Let's say I have a dictionary with the following contents:
old_dict = {'a':[0,1,2], 'b':[1,2,3]}
and I want to obtain a new dictionary where the keys are the values in the old dictionary, and the new values are the keys from the old dictionary, i.e.:
new_dict = {0:['a'], 1:['a','b'], 2:['a','b'], 3:['b']}
To perform this task, I'm currently using the following example code:
# get all the keys for the new dictionary
new_keys = np.unique(np.hstack([old_dict[key] for key in old_dict]))

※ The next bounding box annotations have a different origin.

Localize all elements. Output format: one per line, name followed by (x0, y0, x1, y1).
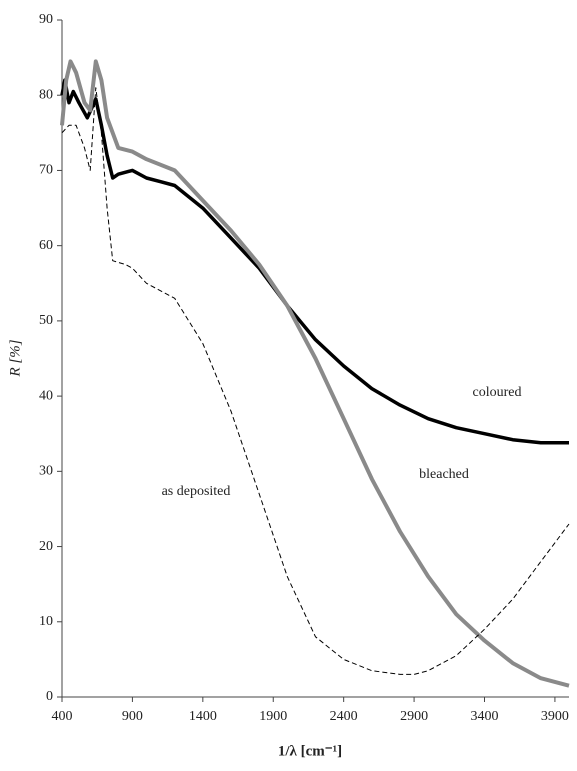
y-tick-label: 60 (39, 238, 53, 253)
x-tick-label: 1400 (189, 709, 217, 724)
y-axis-label: R [%] (7, 339, 23, 377)
x-tick-label: 3900 (541, 709, 569, 724)
x-tick-label: 1900 (259, 709, 287, 724)
annotation: as deposited (162, 484, 231, 499)
y-tick-label: 90 (39, 12, 53, 27)
x-axis-label: 1/λ [cm⁻¹] (278, 743, 342, 759)
series-line (60, 78, 569, 445)
x-tick-label: 900 (122, 709, 143, 724)
x-tick-label: 2900 (400, 709, 428, 724)
y-tick-label: 70 (39, 163, 53, 178)
annotation: coloured (473, 385, 522, 400)
y-tick-label: 50 (39, 313, 53, 328)
x-tick-label: 2400 (330, 709, 358, 724)
y-tick-label: 40 (39, 388, 53, 403)
y-tick-label: 0 (46, 689, 53, 704)
series-line (61, 87, 570, 675)
y-tick-label: 10 (39, 614, 53, 629)
x-tick-label: 400 (52, 709, 73, 724)
y-tick-label: 30 (39, 464, 53, 479)
series-line (60, 59, 570, 688)
annotation: bleached (419, 467, 469, 482)
y-tick-label: 80 (39, 87, 53, 102)
x-tick-label: 3400 (471, 709, 499, 724)
y-tick-label: 20 (39, 539, 53, 554)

# initialize new dictionary
new_dict = {key: [] for key in new_keys}
# step through every new key
for new_key in new_keys:
# step through every old key and check if the new key the current list of values
for old_key in old_dict:
if new_key in old_dict[old_key]:
new_dict[new_key].append(old_key)
In this example I'm showing 2 old keys and 4 new keys, but for my problem I have ~10,000 old keys and ~100,000 new keys. Is there a smarter way to perform my task, maybe with some tree-based algorithm? I used dictionaries because they are easier for me to visualize the problem, but dictionaries can be necessary if there are better data types for this exercise.
In the meantime, I'm looking into documentations for reverse lookup of dictionaries, and trying to manipulate this using sindex from geopandas.